Returning to Sex with a Partner Postpartum
With plenty of water based lubricant, we attempted our first time back at sex post-baby with the communication prior that we’re ready to try, but might not go for very long or go to orgasm if it was too much for me.
And it went alright. It felt different for me. I could tell I was a bit guarded. I didn’t feel like moving much. And I mostly focused on relaxing and breathing. It was slightly uncomfortable around my scar, but overall not painful.
Each time after felt a little better, more enjoyable, less guarded, less sore, more ready to move/try various positions again. In the months that followed I still would get a slight twinge near my scar but it usually decreased with change in position or depth or speed. And as I continued to work on my scar, this lessened in intensity and frequency.
Other Things That Helped Me Postpartum
Here is a quick list of some of the things that I am thankful to have had during my postpartum recovery that I hope may help other mothers to be prepare for postpartum life.
- Easy to eat/digest foods: Smoothies, bone broths and protein shakes.
- Plenty of snacks on hand: nuts, Lara bars, fresh veggies, and fresh fruit.
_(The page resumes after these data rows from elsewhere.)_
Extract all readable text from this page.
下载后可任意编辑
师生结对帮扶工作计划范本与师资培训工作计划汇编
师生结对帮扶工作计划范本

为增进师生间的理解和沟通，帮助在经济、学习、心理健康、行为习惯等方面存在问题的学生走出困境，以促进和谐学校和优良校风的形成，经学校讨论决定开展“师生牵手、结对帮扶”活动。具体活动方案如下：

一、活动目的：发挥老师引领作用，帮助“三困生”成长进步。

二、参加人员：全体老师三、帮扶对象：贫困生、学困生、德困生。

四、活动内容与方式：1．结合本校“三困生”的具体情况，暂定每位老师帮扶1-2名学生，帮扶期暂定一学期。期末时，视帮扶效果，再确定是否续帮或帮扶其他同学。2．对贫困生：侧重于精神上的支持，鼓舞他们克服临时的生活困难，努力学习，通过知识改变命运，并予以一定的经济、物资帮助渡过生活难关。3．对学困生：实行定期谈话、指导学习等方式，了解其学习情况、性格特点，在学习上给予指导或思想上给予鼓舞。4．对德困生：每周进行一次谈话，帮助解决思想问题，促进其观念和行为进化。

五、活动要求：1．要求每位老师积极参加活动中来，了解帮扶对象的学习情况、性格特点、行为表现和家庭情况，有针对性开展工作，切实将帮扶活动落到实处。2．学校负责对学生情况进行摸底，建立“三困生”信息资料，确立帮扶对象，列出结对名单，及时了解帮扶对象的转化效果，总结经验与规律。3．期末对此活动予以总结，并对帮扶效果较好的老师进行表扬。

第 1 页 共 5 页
- Keeping my water glass full!
- Fresh air .
- Showering in the morning before my husband left for work. This helped me start my day feeling clean and like I accomplished something.
- “Happy nipples,” a locally made nipple balm by Erica Macrum (I have also heard good things about Motherlove and Earthmama organics).
Things I Would Have Done Differently Postpartum
While the last six months have undoubtedly happened for a reason, and I am thankful for the growth that my partner and I have had through it all, there are a few thins I would do differently if I could:
Request More Paternity Leave of My Partner
Asked my husband to take 2 weeks of paternity leave. Summers are his busiest season with work so we hesitated to have him take more than 4 days off, but he’s my rock and I was really shook without him. I wish I would have had 2 weeks of just us to adjust to this transition.
Pick a Formula In Advance
Had a formula picked out just in case and/or a source of donor milk, so that I didn’t feel so pressured to provide all the food via breastfeeding or pumping (in case there was difficulty with production on my end).
Prepare for Breastfeeding Challenges
Once I realized I wasn’t supplying enough milk to my baby on my own, I wish I would have surrendered sooner to the idea that I may not exclusively be able to provide her food and used a combination of donor milk and/or formula, so that I could try a more relaxed breastfeeding/pumping schedule.
Rest More In Weeks 1 and 2
I wish I would have practiced what I preach to clients here. If my husband had been home and our baby better fed, I would hope to create a better set up that felt open/calm to heal and rest in. I spent a lot of time visualizing my birth space. I wish I would have spent more time visualizing my postpartum recovery space.
Closing Thoughts
Here we are six months postpartum. Things are pretty great. We have a very happy, healthy baby. She’s so easy going and fun to be with. Her giggles and cuddles are some of my favorite things to look forward to each day.
Just as there are a wide range of birth experiences possible, there can be a variety of postpartum journeys. Some things may be within your control and other things out of your control. Know that you’re not alone in this rollercoaster. And if you need further professional help, we’re here for you. All of us at the Vagina Whisperer have our own stories to tell, but we’re also here to listen to yours. We’re here to help you through your postpartum experience.